ChatGPT passes MBA exam given by Warton professor

GPT-3, was able to pass the MBA exam with a B and a B-, along with 'excellent' explanations

Popular AI-driven chatbot ChatGPT passed the final exam for the Master of Business Administration (MBA) program given by a professor at the University of Pennsylvania’s Wharton School

Professor Christian Terwiesch, the author of the research, wrote in his paper that the bot scored between a B- and B. The score showed a "remarkable ability to automate some of the skills of highly compensated knowledge workers in general and specifically the knowledge workers in the jobs held by MBA graduates including analysts, managers, and consultants."

ChatGPT performed really well at "basic operations management and process analysis questions including those that are based on case studies", with "excellent" explanations provided.

Educators have recently become overly concerned with the progress of AI chatbots like ChatGPT which could easily inspire cheating among students. The New York City’s Department of Education has already announced a ban on this program from school devices and networks, this month, reported NBC news.

ChatGPT is an advanced AI-driven program that makes it difficult to distinguish between human responses and those that have been machine prompted.

For the experiment, GPT-3 was used, a much advanced and senior version of ChatGPT that has become controversial. Terwiesch says that the present version of GPT-3 is "not capable of handling more advanced process analysis questions, even when they are based on fairly standard templates" which includes "process flows with multiple products and problems with stochastic effects such as demand variability.”
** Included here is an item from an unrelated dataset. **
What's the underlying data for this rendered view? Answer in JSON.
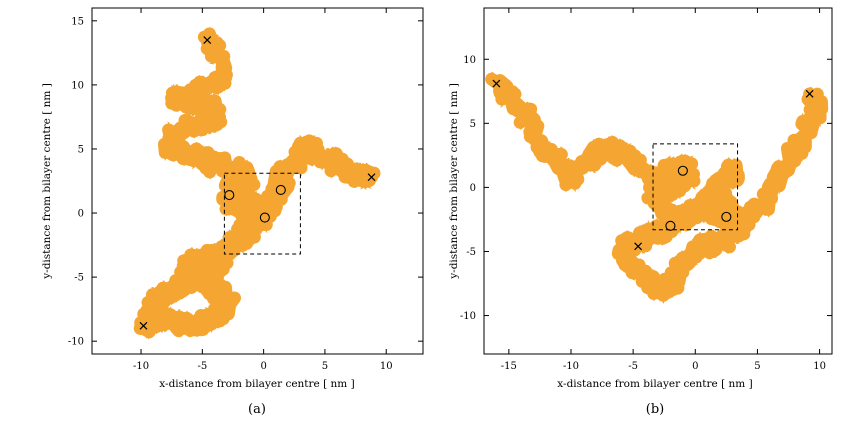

The research experiment has been noted to have important implications for business school education especially "exam policies, curriculum design focusing on collaboration between human and AI, opportunities to simulate real-world decision-making processes, the need to teach creative problem solving, improved teaching productivity, and more.”

Terwiesch however, believes that there is a way to marry AI and education to enhance learning for students, and for educators "to reimagine education and find other ways of engaging the students".